2 Onder de weldaden die wij van onze milde Gever,
de Vader van alle barmhartigheid (2 Kor 1,3)
hebben ontvangen en nog dagelijks ontvangen
en waarvoor wij de luisterrijke Vader zelf
bij uitstek veel dank verschuldigd zijn,
3 is die van onze roeping.
Naarmate deze volmaakter en grootser is,
zijn wij Hem des te meer dank verschuldigd.
4 Daarom zegt de apostel:
‘Leer je roeping kennen.’ (vgl. 1 Kor 1,26)
5 De Zoon van God is voor ons de weg geworden, (vgl. Joh 14,6)

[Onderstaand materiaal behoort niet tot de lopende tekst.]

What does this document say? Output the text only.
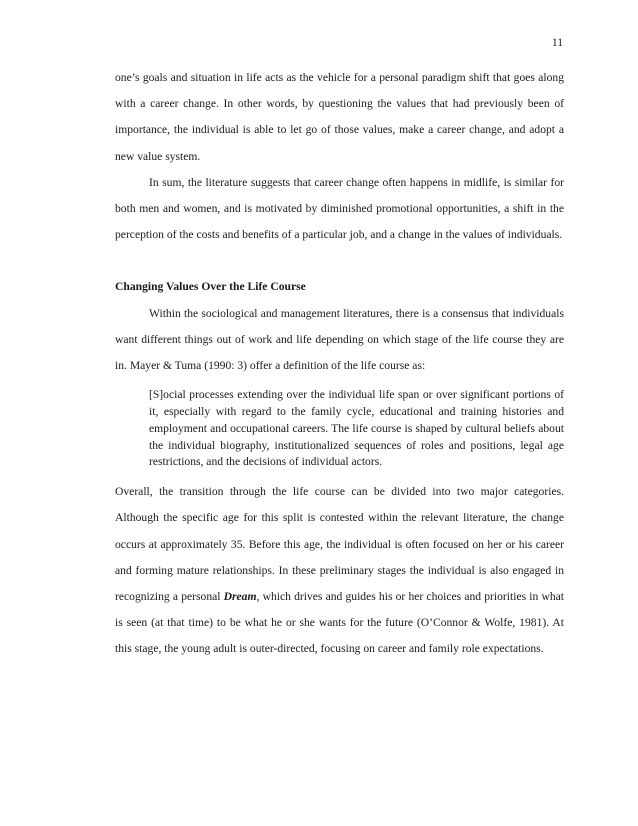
11

one’s goals and situation in life acts as the vehicle for a personal paradigm shift that goes along with a career change. In other words, by questioning the values that had previously been of importance, the individual is able to let go of those values, make a career change, and adopt a new value system.

In sum, the literature suggests that career change often happens in midlife, is similar for both men and women, and is motivated by diminished promotional opportunities, a shift in the perception of the costs and benefits of a particular job, and a change in the values of individuals.

Changing Values Over the Life Course

Within the sociological and management literatures, there is a consensus that individuals want different things out of work and life depending on which stage of the life course they are in. Mayer & Tuma (1990: 3) offer a definition of the life course as:

[S]ocial processes extending over the individual life span or over significant portions of it, especially with regard to the family cycle, educational and training histories and employment and occupational careers. The life course is shaped by cultural beliefs about the individual biography, institutionalized sequences of roles and positions, legal age restrictions, and the decisions of individual actors.

Overall, the transition through the life course can be divided into two major categories. Although the specific age for this split is contested within the relevant literature, the change occurs at approximately 35. Before this age, the individual is often focused on her or his career and forming mature relationships. In these preliminary stages the individual is also engaged in recognizing a personal Dream, which drives and guides his or her choices and priorities in what is seen (at that time) to be what he or she wants for the future (O’Connor & Wolfe, 1981). At this stage, the young adult is outer-directed, focusing on career and family role expectations.
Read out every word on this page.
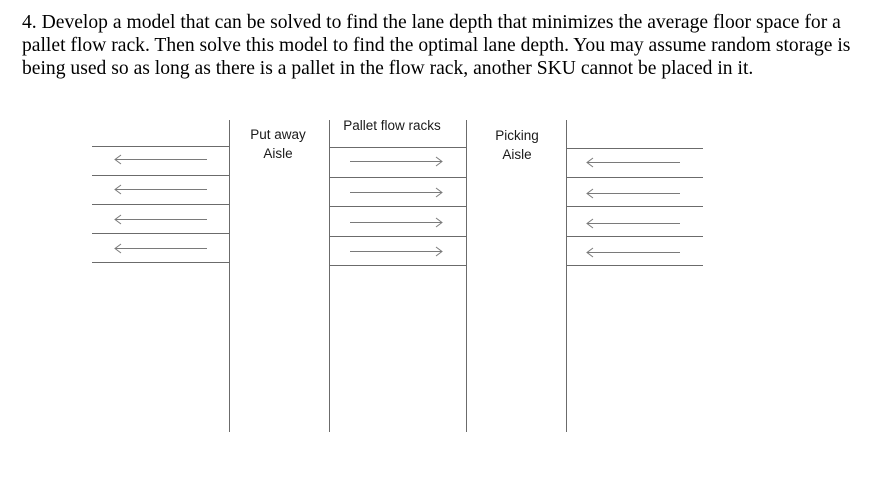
4. Develop a model that can be solved to find the lane depth that minimizes the average floor space for a
pallet flow rack. Then solve this model to find the optimal lane depth. You may assume random storage is
being used so as long as there is a pallet in the flow rack, another SKU cannot be placed in it.

Put away
Aisle
Pallet flow racks
Picking
Aisle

die onze allerzaligste vader Franciscus,
zijn ware minnaar en navolger,
ons door woord en voorbeeld heeft getoond en geleerd. (vgl. 1 Tim 4,12)

Bezinning:

Zoals Franciscus op het einde van zijn leven voor zijn broeders een Testament heeft laten opschrijven, heeft ook Clara haar zusters een Testament nagelaten. Met het naderende afscheid voor ogen richt Clara zich in haar Testament tot al haar zusters, tot zij die er waren en zij die nog zouden komen. Na meer dan veertig jaar een leven van trouw en toewijding geleefd te hebben, laat zij datgene wat voor dat leven van wezenlijk belang is, in dit geschrift aan haar zusters na.
Laten wij, nu wij binnenkort de transitus van Clara gaan herdenken, ons bezinnen op haar Testament, waarin Clara zich immers ook direct tot ons richt.

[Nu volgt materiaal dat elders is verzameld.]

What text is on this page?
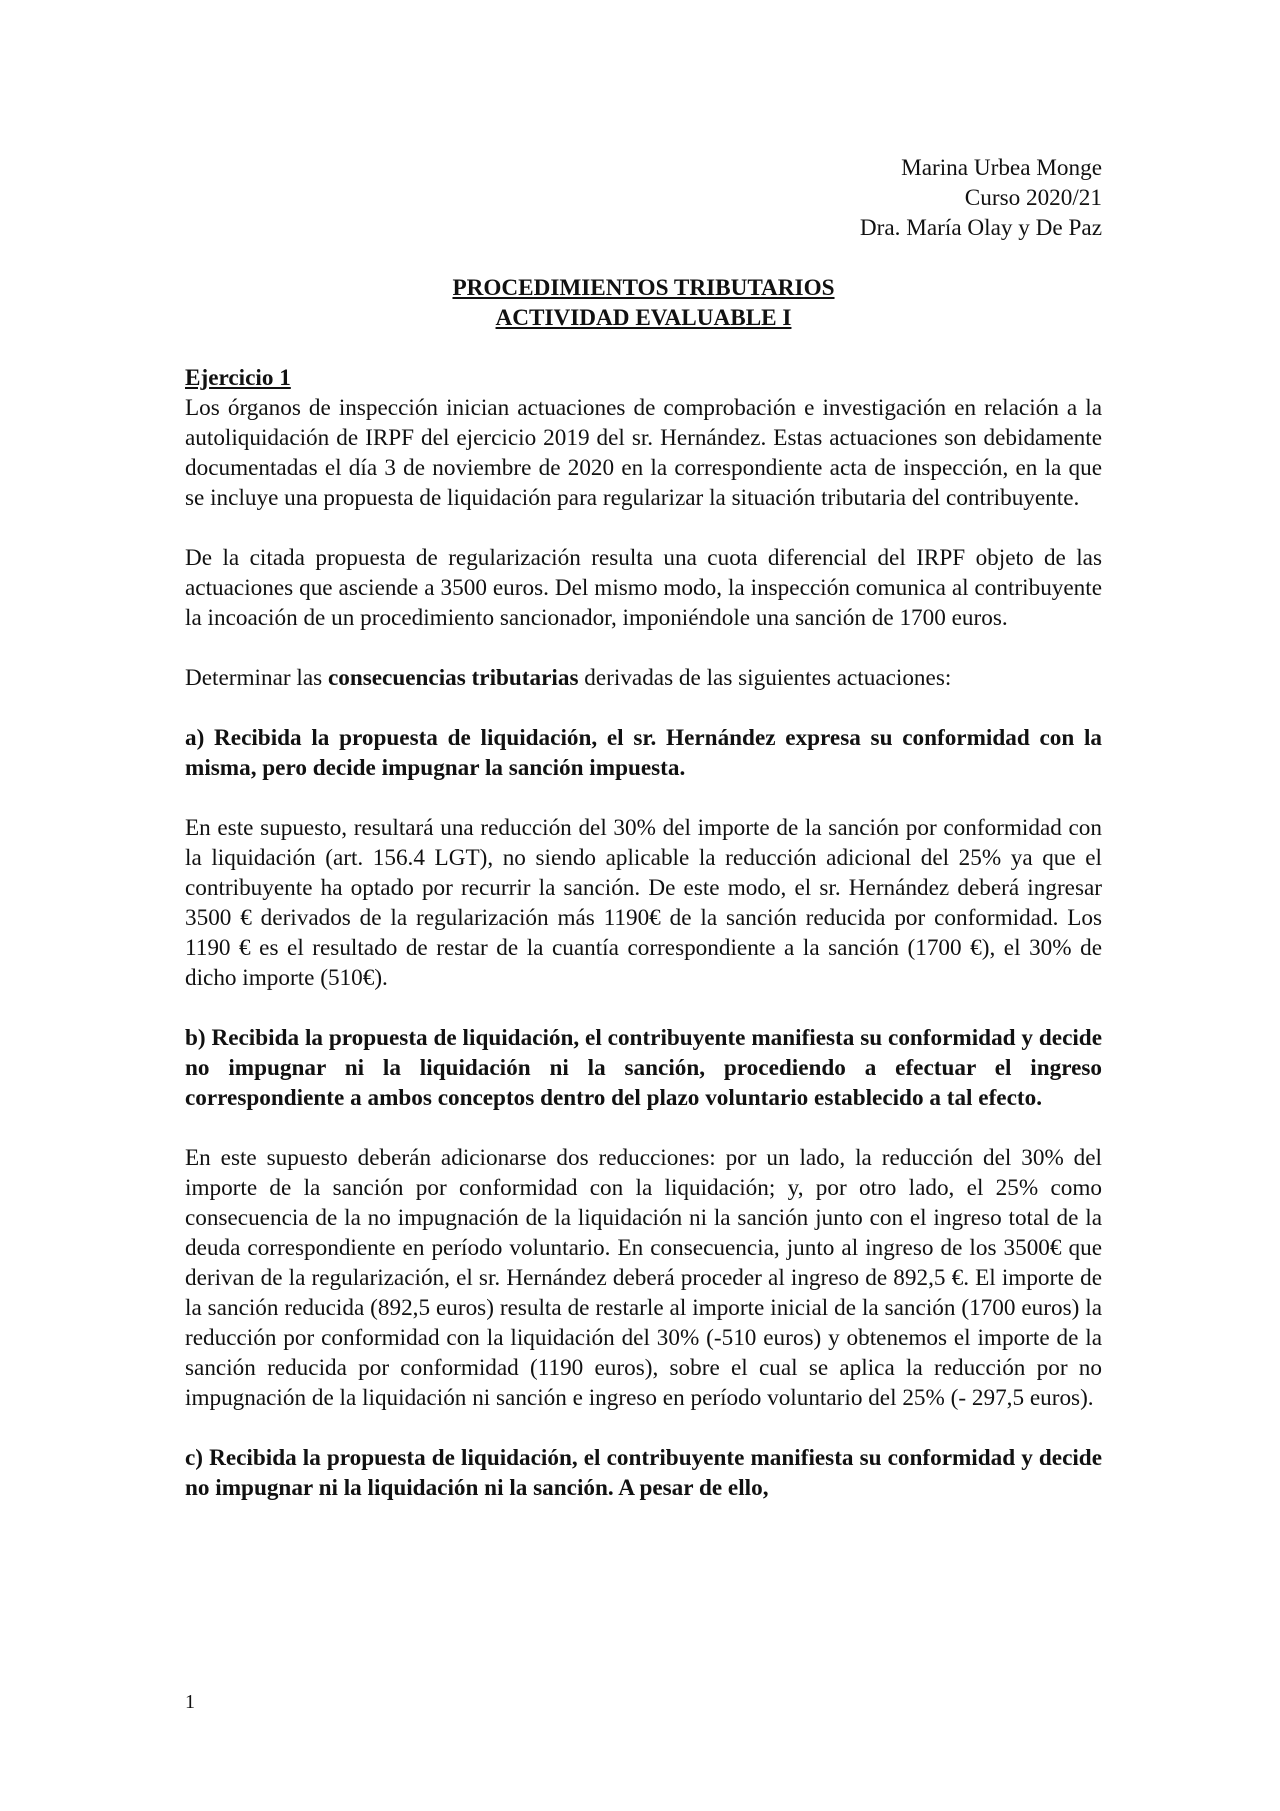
Marina Urbea Monge
Curso 2020/21
Dra. María Olay y De Paz
PROCEDIMIENTOS TRIBUTARIOS
ACTIVIDAD EVALUABLE I
Ejercicio 1

Los órganos de inspección inician actuaciones de comprobación e investigación en relación a la autoliquidación de IRPF del ejercicio 2019 del sr. Hernández. Estas actuaciones son debidamente documentadas el día 3 de noviembre de 2020 en la correspondiente acta de inspección, en la que se incluye una propuesta de liquidación para regularizar la situación tributaria del contribuyente.

De la citada propuesta de regularización resulta una cuota diferencial del IRPF objeto de las actuaciones que asciende a 3500 euros. Del mismo modo, la inspección comunica al contribuyente la incoación de un procedimiento sancionador, imponiéndole una sanción de 1700 euros.

Determinar las consecuencias tributarias derivadas de las siguientes actuaciones:

a) Recibida la propuesta de liquidación, el sr. Hernández expresa su conformidad con la misma, pero decide impugnar la sanción impuesta.

En este supuesto, resultará una reducción del 30% del importe de la sanción por conformidad con la liquidación (art. 156.4 LGT), no siendo aplicable la reducción adicional del 25% ya que el contribuyente ha optado por recurrir la sanción. De este modo, el sr. Hernández deberá ingresar 3500 € derivados de la regularización más 1190€ de la sanción reducida por conformidad. Los 1190 € es el resultado de restar de la cuantía correspondiente a la sanción (1700 €), el 30% de dicho importe (510€).

b) Recibida la propuesta de liquidación, el contribuyente manifiesta su conformidad y decide no impugnar ni la liquidación ni la sanción, procediendo a efectuar el ingreso correspondiente a ambos conceptos dentro del plazo voluntario establecido a tal efecto.

En este supuesto deberán adicionarse dos reducciones: por un lado, la reducción del 30% del importe de la sanción por conformidad con la liquidación; y, por otro lado, el 25% como consecuencia de la no impugnación de la liquidación ni la sanción junto con el ingreso total de la deuda correspondiente en período voluntario. En consecuencia, junto al ingreso de los 3500€ que derivan de la regularización, el sr. Hernández deberá proceder al ingreso de 892,5 €. El importe de la sanción reducida (892,5 euros) resulta de restarle al importe inicial de la sanción (1700 euros) la reducción por conformidad con la liquidación del 30% (-510 euros) y obtenemos el importe de la sanción reducida por conformidad (1190 euros), sobre el cual se aplica la reducción por no impugnación de la liquidación ni sanción e ingreso en período voluntario del 25% (- 297,5 euros).

c) Recibida la propuesta de liquidación, el contribuyente manifiesta su conformidad y decide no impugnar ni la liquidación ni la sanción. A pesar de ello,

1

De eerste verzen zetten al meteen de toon. Op het einde van haar leven overheerst bij Clara de dankbaarheid. Deze dankbaarheid is niet een conditie waarin zij pas verkeert nu zij de dood voor ogen heeft. Deze dankbaarheid is de werkelijkheid waarin zij dag na dag geleefd heeft. Zij wist zich arm, en in alles afhankelijk van haar Schepper, die zij had leren kennen als een milde Gever, als Vader van barmhartigheid. Iedere dag opnieuw oefende Clara zich in ontvankelijkheid, trachtte zij oog te hebben voor de vele weldaden van God, en was daar dankbaar voor.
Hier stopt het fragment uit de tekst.